Una volta a casa, Gugliemo si trovò davanti le facce tristi e addolorate della moglie e delle sue due figlie.
«Dio mio, ma cosa è successo?!», domandò Guglielmo con tono fortemente preoccupato.
«Guglielmo… ascolta… Non avrei mai voluto darti questa terribile notizia…», disse la moglie.
«Dimmi, cos’è successo?».
«Questa mattina… questa mattina è morto Oreste…».
«Ma sei pazza o è uno scherzo?…».
«No… purtroppo no…».
«Ma è impossibile!… Io c’ho parlato poco fa… abbiamo fatto insieme la strada dal cimitero fin qui… Abbiamo pure scherzato… Non può essere!…».
Mentre diceva queste parole, Gugliemo cominciò a sentirsi male. Mise la mano destra sul cuore e, lasciandosi scivolare sulla poltrona che gli era più vicina, disse con un filo di voce: «Ecco perché mi ha detto che oggi aveva dormito tanto… e che ancora avrebbe dormito… E, allora, io ho passeggiato e ho parlato col fantasma del mio amico!… Sto morendo… Mi vuole con lui… Ecco perché ha detto che ci saremmo rivisti domani… a Dio piacendo…».

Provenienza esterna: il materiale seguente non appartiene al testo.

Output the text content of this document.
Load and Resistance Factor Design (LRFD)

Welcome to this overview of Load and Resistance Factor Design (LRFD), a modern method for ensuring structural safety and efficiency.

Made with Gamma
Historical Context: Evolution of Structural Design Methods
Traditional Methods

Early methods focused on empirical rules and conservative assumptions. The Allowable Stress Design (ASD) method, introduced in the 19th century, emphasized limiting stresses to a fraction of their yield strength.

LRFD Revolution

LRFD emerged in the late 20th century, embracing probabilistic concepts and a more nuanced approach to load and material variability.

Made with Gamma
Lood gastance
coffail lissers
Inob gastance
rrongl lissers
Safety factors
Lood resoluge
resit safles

Dopo aver detto queste parole esalò il suo ultimo respiro in mezzo all’immenso stupore dei suoi familiari che, proprio, non riuscivano a credere a quello che avevano sentito con le loro orecchie. Forse – pensavano piangendo – era troppo stanco e il caldo aveva fatto il suo deleterio effetto… Nessuno avrebbe mai creduto a quella storia. Eppure, nel paese, ancora se ne parla e fa venire i brividi.